TAPER:The positive effects plateaued and remained fairly constant for the next few months until i realized that my next order would not be making it to the U.S. in time for me to continue uninterupted. I tapered from 4/day to 3/day for 4 days, then 2/day for 3 days, then 1/day for 1 day, then none. I had minimal discomfort. I think i had 1 or 2 moderately anxious days when i switched from 3 to 2 tabs/day but that was all. No noticed effect when i went from 1 tab to none.

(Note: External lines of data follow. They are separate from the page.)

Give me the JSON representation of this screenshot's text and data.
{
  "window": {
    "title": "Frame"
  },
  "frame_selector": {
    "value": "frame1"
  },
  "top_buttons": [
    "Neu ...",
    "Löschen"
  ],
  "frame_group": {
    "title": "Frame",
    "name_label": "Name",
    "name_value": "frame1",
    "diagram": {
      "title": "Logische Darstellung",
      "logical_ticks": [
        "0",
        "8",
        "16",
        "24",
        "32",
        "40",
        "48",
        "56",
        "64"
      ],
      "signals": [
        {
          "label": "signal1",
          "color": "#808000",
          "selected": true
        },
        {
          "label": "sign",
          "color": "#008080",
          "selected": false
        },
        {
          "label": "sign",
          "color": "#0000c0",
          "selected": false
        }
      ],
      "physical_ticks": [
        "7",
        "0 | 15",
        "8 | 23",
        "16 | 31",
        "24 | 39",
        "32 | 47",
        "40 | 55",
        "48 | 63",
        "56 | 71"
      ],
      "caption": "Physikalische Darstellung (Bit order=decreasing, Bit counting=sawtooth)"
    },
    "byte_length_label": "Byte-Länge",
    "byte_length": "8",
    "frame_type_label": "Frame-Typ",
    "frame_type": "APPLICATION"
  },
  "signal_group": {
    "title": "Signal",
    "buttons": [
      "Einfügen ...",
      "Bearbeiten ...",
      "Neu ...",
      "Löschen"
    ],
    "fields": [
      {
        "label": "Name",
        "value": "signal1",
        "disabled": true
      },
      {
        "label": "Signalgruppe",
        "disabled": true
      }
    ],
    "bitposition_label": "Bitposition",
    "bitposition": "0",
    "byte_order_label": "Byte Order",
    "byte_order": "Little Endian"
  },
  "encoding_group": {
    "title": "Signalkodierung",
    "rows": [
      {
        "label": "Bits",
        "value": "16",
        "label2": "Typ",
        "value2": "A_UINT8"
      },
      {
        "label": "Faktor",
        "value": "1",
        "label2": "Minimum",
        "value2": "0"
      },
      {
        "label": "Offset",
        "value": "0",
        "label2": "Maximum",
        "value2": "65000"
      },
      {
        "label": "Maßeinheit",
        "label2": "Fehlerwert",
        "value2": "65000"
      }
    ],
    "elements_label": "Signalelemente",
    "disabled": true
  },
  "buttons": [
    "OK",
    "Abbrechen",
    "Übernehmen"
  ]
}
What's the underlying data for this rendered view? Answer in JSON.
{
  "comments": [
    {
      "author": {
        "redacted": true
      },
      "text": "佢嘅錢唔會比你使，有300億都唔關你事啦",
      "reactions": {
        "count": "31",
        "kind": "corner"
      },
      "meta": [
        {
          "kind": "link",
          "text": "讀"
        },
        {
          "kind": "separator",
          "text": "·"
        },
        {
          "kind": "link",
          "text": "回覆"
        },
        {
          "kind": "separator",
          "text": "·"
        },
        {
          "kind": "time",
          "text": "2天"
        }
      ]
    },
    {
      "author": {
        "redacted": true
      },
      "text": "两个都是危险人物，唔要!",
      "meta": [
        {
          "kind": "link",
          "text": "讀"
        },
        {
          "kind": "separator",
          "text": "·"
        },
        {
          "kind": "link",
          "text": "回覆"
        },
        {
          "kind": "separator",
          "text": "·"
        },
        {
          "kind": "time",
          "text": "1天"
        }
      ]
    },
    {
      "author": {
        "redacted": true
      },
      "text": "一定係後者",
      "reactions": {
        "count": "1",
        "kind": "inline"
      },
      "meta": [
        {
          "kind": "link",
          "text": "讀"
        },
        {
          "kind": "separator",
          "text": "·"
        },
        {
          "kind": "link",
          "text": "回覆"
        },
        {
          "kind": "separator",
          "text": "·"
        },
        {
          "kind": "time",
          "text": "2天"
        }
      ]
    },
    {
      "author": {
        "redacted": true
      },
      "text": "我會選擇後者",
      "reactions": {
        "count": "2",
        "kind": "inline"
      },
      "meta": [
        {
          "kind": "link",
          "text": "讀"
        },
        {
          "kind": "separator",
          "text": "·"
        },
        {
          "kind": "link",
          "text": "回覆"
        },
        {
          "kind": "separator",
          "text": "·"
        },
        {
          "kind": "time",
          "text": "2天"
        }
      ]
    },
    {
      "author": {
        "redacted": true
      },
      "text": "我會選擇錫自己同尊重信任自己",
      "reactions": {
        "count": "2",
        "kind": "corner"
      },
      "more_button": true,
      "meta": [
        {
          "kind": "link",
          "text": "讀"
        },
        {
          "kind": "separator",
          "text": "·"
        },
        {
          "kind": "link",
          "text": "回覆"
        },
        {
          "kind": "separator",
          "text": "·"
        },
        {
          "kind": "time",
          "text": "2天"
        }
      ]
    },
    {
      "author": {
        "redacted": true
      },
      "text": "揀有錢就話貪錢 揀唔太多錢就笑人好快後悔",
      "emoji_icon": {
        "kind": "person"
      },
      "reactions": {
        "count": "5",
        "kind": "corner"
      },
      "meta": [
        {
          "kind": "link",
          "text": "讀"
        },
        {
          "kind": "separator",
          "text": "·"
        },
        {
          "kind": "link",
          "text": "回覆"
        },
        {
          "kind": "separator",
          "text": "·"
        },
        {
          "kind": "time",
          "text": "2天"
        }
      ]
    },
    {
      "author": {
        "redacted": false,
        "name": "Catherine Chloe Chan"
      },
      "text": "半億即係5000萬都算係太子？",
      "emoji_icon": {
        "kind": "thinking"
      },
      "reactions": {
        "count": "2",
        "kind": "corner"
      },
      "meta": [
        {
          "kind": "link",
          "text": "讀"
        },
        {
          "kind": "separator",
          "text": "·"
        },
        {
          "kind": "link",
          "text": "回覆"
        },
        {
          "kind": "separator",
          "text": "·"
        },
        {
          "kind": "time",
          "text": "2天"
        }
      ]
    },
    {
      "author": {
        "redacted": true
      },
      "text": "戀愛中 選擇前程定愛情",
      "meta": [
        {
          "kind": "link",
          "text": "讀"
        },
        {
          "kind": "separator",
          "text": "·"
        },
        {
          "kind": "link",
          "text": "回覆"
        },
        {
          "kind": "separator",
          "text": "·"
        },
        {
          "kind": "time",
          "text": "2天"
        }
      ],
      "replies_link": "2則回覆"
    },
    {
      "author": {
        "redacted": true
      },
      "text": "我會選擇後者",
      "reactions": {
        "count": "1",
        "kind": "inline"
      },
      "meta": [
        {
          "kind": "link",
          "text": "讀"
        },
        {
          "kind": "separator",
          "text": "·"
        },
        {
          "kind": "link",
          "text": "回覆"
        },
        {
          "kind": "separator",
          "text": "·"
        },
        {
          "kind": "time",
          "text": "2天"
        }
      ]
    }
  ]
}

I went about 8 days without the med, during which i stayed fairly even and stable. Perhaps i subtly lost maybe 20% of the wind from my sails, yet i remained measurably better than before i had began the med.
THE SECOND STINT ON THE DRUG: began about 8 days after i had run out the first time. I really didn't think that such a short time frame would have a major effect, but it did. I first tried a day of attack doses totalling about 80-90 mgs for the day, then resumed 3-4 tabs/day. I was not as strict with my dosing this time around for some reason and i would sometiimes forget 1 or 2 tabs/day. I did not feel any difference from the drug yet on this second run.
ABOUT A WEEK IN: to the second stint, my mood started to tank again. 2 or 3 days later and i was once again morbidly depressed. This time it was accompanied by what felt like horrible opiate-esque hot flashes and sweats constantly and an inability to eat much of anything. They were heavily exacerbated by any stress or emotional arousal. Although i have had a rather lengthy opiate problem in the past, i was on the same 1-3mg suboxone dose that i had been on during the first stint and variation of the suboxone dose did nothing for the depression or the serious physical discomfort. I still have no idea why i was visited by the sweat fairy and her flame thrower during that time, but, ONCE AGAIN, after about 4 days it all lifted, leaving me feeling empowered and good again.
I AM NOW A MONTH into the second stint and all is well.
IN SUMMARY: I didn't expect a period of such strong suicidal ideation as i have never gotten it like that from any other antidepressants i've taken (3 others), and i hadn't heard it reported by any other users, but for 4 days at a time it sure kicked my ass. So Pls be warned that it COULD happen and have someone keep an eye on you if you are going to start this medication. I DO recommend this med, of course it effects everyone differently, but for me it works, and now that the second 4 day hell ride is over again and i'm really feeling GOOD for the first sustained time in a while, i feel it was worth it.
I was expecting a drug that would be felt after each dose and then wear off in a few hours, genrally improving mood. It was not like that at all for me. I have taken 10 at a time with no noticeable effects. For my body it seems Tianeptine has to run a certain course with a few distinct sequential phases. But overall it is helping me, and as an added bonus, i have definately noticed that i no longer crave other drugs and have drastically cut down on my usage of them.